The motion to convert raises the specter that all of time, money, and effort the Abruzzo Trustee devoted to the UCC Plan will be undone, and that they would once again face years of litigation brought by the Debtor. This possibility gives the Abruzzo Trustees Article III and statutory standing to object to Debtor's motion to convert.
E. The Abruzzo Trustees Have Standing to Move for Reconversion to Chapter 11 Under § 706(b).
In their objection to Debtor's motion to convert, the Abruzzo Trustees asks that, should the Court grant the motion to convert, the Court should immediately re-convert the case to a case under chapter 11 pursuant to § 706(b). Doc. 1037, pg. 9. Section 706(b) provides that, "[o]n request of a party in interest and after notice and a hearing, the court may convert a case under this chapter to a case under chapter 11 of this title at any time."
Debtor argues that, even if the Abruzzo Trustees are parties in interest eligible to object to his motion to convert, the Abruzzo Trustees do not have standing "to seek affirmative relief under § 706(b)" because the Abruzzo Trustees do not fall within the scope of "persons whom the statute is intended to protect." Doc. 1043. The Court disagrees. "Parties in interest" are the very entities § 706(b) protects: "These decisions to convert are within the discretionary powers of the bankruptcy court based on the court's determination of what will most inure to the benefit of all parties in interest." Texas Extrusion Corp. v. Lockheed Corp., et al. (Matter of Texas Extrusion Corp. ), 844 F.2d 1142, 1161 (5th Cir. 1988) (emphasis added) (quoting H.R. Rep. No. 595, 95 Cong., 1st Sess. at 380 (1977), reprinted in 1978 U.S. Code Cong. & Admin. News at 6336); see Proudfoot Consulting Company v. Gordon (In re Gordon ), 465 B.R. 683, 692 (Bankr. N.D. Ga. 2012). It makes no sense that the Abruzzo Trustees could be parties in interest to object to the motion to convert but not be parties in interest with standing to move to reconvert. They are two sides of the same coin. It does not pass the straight-face test to argue that they have standing for one but not the other.

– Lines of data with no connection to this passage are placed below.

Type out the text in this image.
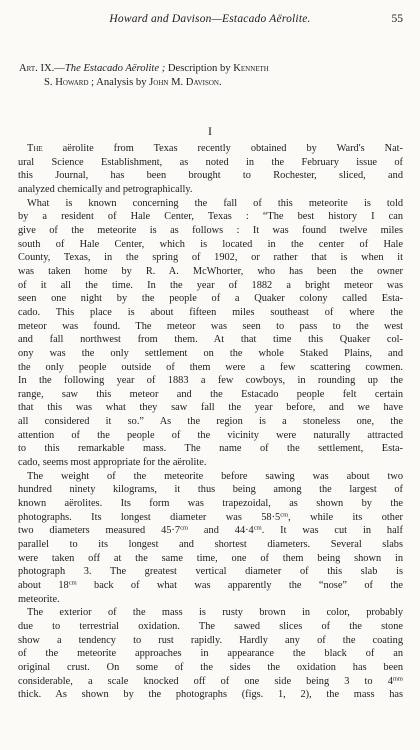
Howard and Davison—Estacado Aërolite.	55
Art. IX.—The Estacado Aërolite ; Description by Kenneth
S. Howard ; Analysis by John M. Davison.
I
The aërolite from Texas recently obtained by Ward's Nat-
ural Science Establishment, as noted in the February issue of
this Journal, has been brought to Rochester, sliced, and
analyzed chemically and petrographically.
What is known concerning the fall of this meteorite is told
by a resident of Hale Center, Texas : “The best history I can
give of the meteorite is as follows : It was found twelve miles
south of Hale Center, which is located in the center of Hale
County, Texas, in the spring of 1902, or rather that is when it
was taken home by R. A. McWhorter, who has been the owner
of it all the time. In the year of 1882 a bright meteor was
seen one night by the people of a Quaker colony called Esta-
cado. This place is about fifteen miles southeast of where the
meteor was found. The meteor was seen to pass to the west
and fall northwest from them. At that time this Quaker col-
ony was the only settlement on the whole Staked Plains, and
the only people outside of them were a few scattering cowmen.
In the following year of 1883 a few cowboys, in rounding up the
range, saw this meteor and the Estacado people felt certain
that this was what they saw fall the year before, and we have
all considered it so.” As the region is a stoneless one, the
attention of the people of the vicinity were naturally attracted
to this remarkable mass. The name of the settlement, Esta-
cado, seems most appropriate for the aërolite.
The weight of the meteorite before sawing was about two
hundred ninety kilograms, it thus being among the largest of
known aërolites. Its form was trapezoidal, as shown by the
photographs. Its longest diameter was $58\cdot 5^{cm}$, while its other
two diameters measured $45\cdot 7^{cm}$ and $44\cdot 4^{cm}$. It was cut in half
parallel to its longest and shortest diameters. Several slabs
were taken off at the same time, one of them being shown in
photograph 3. The greatest vertical diameter of this slab is
about $18^{cm}$ back of what was apparently the “nose” of the
meteorite.
The exterior of the mass is rusty brown in color, probably
due to terrestrial oxidation. The sawed slices of the stone
show a tendency to rust rapidly. Hardly any of the coating
of the meteorite approaches in appearance the black of an
original crust. On some of the sides the oxidation has been
considerable, a scale knocked off of one side being 3 to $4^{mm}$
thick. As shown by the photographs (figs. 1, 2), the mass has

The Court concludes that the Abruzzo Trustees have Article III and statutory standing to file a motion to reconvert.
III. CONCLUSION
The Abruzzo Trustees have a legally protected interest in the UCC Plan that would be directly affected if Debtor's case were converted to chapter 7 and not immediately reconverted. They have been as involved in this bankruptcy case as any other party. The economic and other interests of the Abruzzo Trustees would be profoundly affected by conversion. Thus, the trustees clearly have standing under § 706(b) to oppose conversion, propose immediate reconversion, and fully litigate both contested matters and protect their interests. By separate order, the Court will deny the motion to strike.